Fig. 2: SNORD78 was upregulated in gain1q patients and associated with poor survival.

A Kaplan–Meier curves of PFS and OS in patients with SCARNA22 high/low expression level. Higher expression level of SCARNA22 predicts poor PFS (31.06 months vs unreached, p = 0.007). B Kaplan–Meier curves of PFS and OS in patients with high/low SNORD78 expression. High expression of SNORD78 is associated with poor OS and PFS (p = 0.011, 0.019, respectively). C Volcano plot of differentially expressed genes (SNORD78 high vs low). D GSEA analysis of genes in patients with high expression of SNORD78. E Cell cycle pathways are activated in patients with high expression of SNORD78.
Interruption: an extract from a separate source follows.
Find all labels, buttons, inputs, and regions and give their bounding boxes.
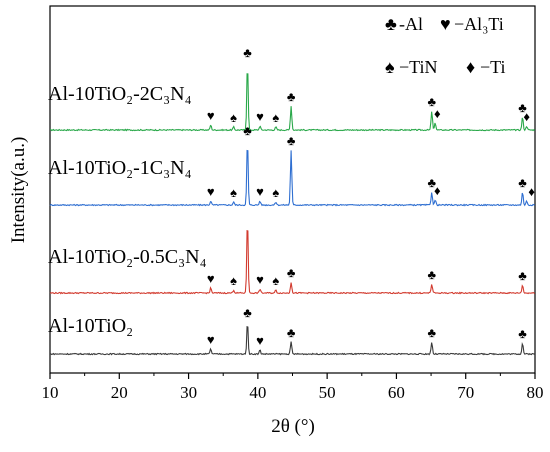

To further characterize MM with upregulation of SNORD78, we compared the bulk mRNA-Seq data between the SNORD78 high and low expression groups (50% as cutoff). In the SNORD78 high vs low group 537 protein-coding genes were upregulated, e.g. SH2D2A and CDK1, and 229 protein-coding genes were downregulated (Fig. 2C). Gene set enrichment analysis (GSEA) showed that cell cycle-related pathways were enriched in the SNORD78-high group (Fig. 2D, E). Several lines of evidence indicated that SNORD78 is highly expressed in multiple types of tumors and promotes tumor cell proliferation [11, 12]. Zheng et al. observed a marked upregulation in NSCLC tissues compared to normal tissues, coupled with worse overall survival [12]. Mechanistically, they observed that overexpression of SNORD78 promoted cell proliferation in vitro and SNORD78 depletion delayed in vivo tumorigenesis in nude mice. At the molecular level, the G0/G1 arrest markers, p21 and p16, were elevated and the proportion of G0/G1 cells increased consequently [12]. Those studies support our findings that SNORD78 and its mediated rRNA methylation might play an oncogenic role in MM.

Taken together, chromosomal aberrations consistently lead to altered snoRNA expression levels with concomitant changes of ribomethylomes in MM. These findings suggest that altered snoRNA expression may contribute to the adverse phenotypes observed in MM with common chromosomal abnormalities.